Last month, I watched a CEO approve a "revolutionary personalization platform" that would've nuked their unit economics. How'd I know? I'd already stress-tested that exact tool on platforms with millions of DAUs. Overpriced junk with a Silicon Valley bow.

Here's what's driving me crazy: 90% of enterprise AI purchases are expensive theater. Companies buying solutions to problems they can't define, from vendors whose biggest win is raising a Series B.

The executives actually winning? They spot BS because they've built the real thing.

After 20 years scaling products across platforms from startups to 50M+ DAUs and $500MM+ ARR, the pattern is obvious. Leaders crushing it work with people who've been in the trenches.

Here's what separates winners from the walking dead:

Two-velocity organization - Velocity squads ship AI features biweekly. Platform crews build infrastructure to scale those innovations. When competition launches breakthrough capabilities every other week, quarterly roadmaps are death certificates.

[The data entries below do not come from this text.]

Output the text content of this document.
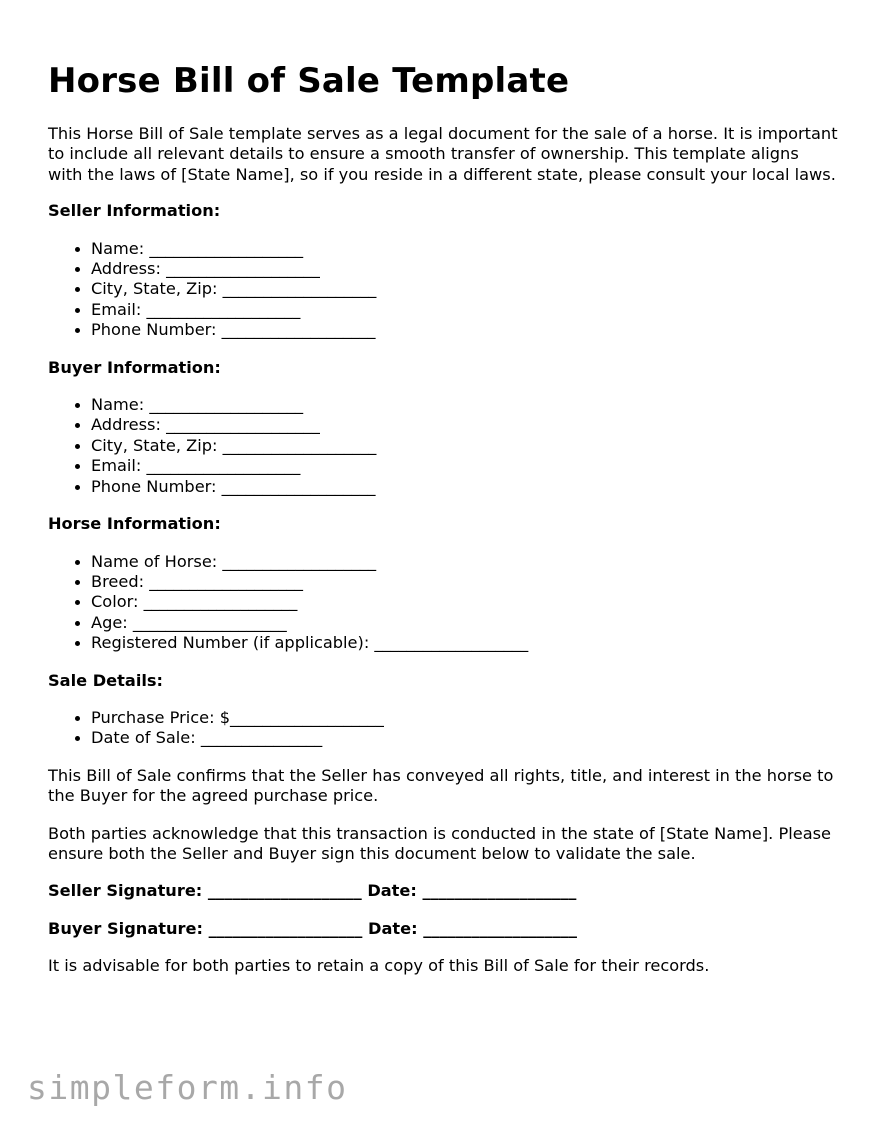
Horse Bill of Sale Template

This Horse Bill of Sale template serves as a legal document for the sale of a horse. It is important to include all relevant details to ensure a smooth transfer of ownership. This template aligns with the laws of [State Name], so if you reside in a different state, please consult your local laws.

Seller Information:
Name: ___________________
Address: ___________________
City, State, Zip: ___________________
Email: ___________________
Phone Number: ___________________
Buyer Information:
Name: ___________________
Address: ___________________
City, State, Zip: ___________________
Email: ___________________
Phone Number: ___________________
Horse Information:
Name of Horse: ___________________
Breed: ___________________
Color: ___________________
Age: ___________________
Registered Number (if applicable): ___________________
Sale Details:
Purchase Price: $___________________
Date of Sale: _______________

This Bill of Sale confirms that the Seller has conveyed all rights, title, and interest in the horse to the Buyer for the agreed purchase price.

Both parties acknowledge that this transaction is conducted in the state of [State Name]. Please ensure both the Seller and Buyer sign this document below to validate the sale.

Seller Signature: ___________________ Date: ___________________
Buyer Signature: ___________________ Date: ___________________

It is advisable for both parties to retain a copy of this Bill of Sale for their records.

simpleform.info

The reset question - Before any major AI investment: "If we launched today, how would we solve this?" Most legacy approaches crumble. Thriving companies rebuild core assumptions, not bolt AI onto old processes.

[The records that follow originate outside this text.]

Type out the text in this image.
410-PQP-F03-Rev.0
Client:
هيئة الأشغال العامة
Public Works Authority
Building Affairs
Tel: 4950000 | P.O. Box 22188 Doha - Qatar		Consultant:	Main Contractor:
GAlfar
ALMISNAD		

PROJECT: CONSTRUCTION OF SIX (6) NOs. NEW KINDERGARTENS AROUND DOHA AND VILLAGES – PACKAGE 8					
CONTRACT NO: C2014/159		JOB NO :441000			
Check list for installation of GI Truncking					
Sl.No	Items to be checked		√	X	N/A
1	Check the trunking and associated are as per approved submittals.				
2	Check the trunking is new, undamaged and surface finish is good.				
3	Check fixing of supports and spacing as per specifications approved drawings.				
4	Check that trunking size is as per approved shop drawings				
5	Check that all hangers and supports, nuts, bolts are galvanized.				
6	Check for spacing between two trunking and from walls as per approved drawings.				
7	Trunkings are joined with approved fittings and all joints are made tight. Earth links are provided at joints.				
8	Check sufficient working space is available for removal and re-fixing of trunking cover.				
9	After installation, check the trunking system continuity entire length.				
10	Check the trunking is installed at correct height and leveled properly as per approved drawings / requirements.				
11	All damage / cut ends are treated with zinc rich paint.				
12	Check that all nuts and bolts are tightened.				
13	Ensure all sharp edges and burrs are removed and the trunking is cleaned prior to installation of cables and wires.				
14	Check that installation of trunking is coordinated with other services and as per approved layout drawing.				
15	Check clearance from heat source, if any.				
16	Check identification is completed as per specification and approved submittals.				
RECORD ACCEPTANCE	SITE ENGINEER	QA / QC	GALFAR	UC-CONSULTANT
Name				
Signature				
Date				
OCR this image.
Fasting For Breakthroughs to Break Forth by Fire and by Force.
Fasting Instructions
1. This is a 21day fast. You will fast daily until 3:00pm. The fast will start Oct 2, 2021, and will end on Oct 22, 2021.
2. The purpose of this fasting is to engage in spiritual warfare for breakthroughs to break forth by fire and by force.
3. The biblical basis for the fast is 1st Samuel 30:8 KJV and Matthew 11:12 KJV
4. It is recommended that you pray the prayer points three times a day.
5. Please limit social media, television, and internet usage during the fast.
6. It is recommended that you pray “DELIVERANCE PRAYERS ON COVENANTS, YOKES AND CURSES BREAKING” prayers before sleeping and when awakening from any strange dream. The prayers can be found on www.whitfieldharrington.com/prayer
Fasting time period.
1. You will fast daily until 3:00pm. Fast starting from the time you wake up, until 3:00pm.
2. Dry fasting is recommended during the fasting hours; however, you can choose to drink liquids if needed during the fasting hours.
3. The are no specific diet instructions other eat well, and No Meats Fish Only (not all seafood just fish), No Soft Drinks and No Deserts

Skills without silos - Your best PMs prototype with no-code tools. Top engineers understand conversion psychology. Designers grasp technical constraints. When everyone speaks multiple languages, you ship solutions instead of compromises.

Build, don't brief - I've worked with teams building weekend prototypes that destroy million-dollar "solutions." Stop PowerPointing AI strategy. Build working demos. The gap between vendor promises and reality becomes crystal clear.

Curiosity over compliance - Teams that break through don't just "evaluate AI tools" - they obsess. They tear apart model releases, reverse-engineer competitors, constantly ask "what if we tried this differently?"

The uncomfortable truth: You can't evaluate technology you don't understand. You definitely can't lead a transformation you haven't lived through.

Companies dominating the next decade won't have the biggest AI budgets. They'll be led by people who know venture-backed snake oil from actual innovation.

Everyone else gets acquired. Or becomes Harvard case studies on how established companies got disrupted by startups with 1/10th their resources but 10x their execution speed.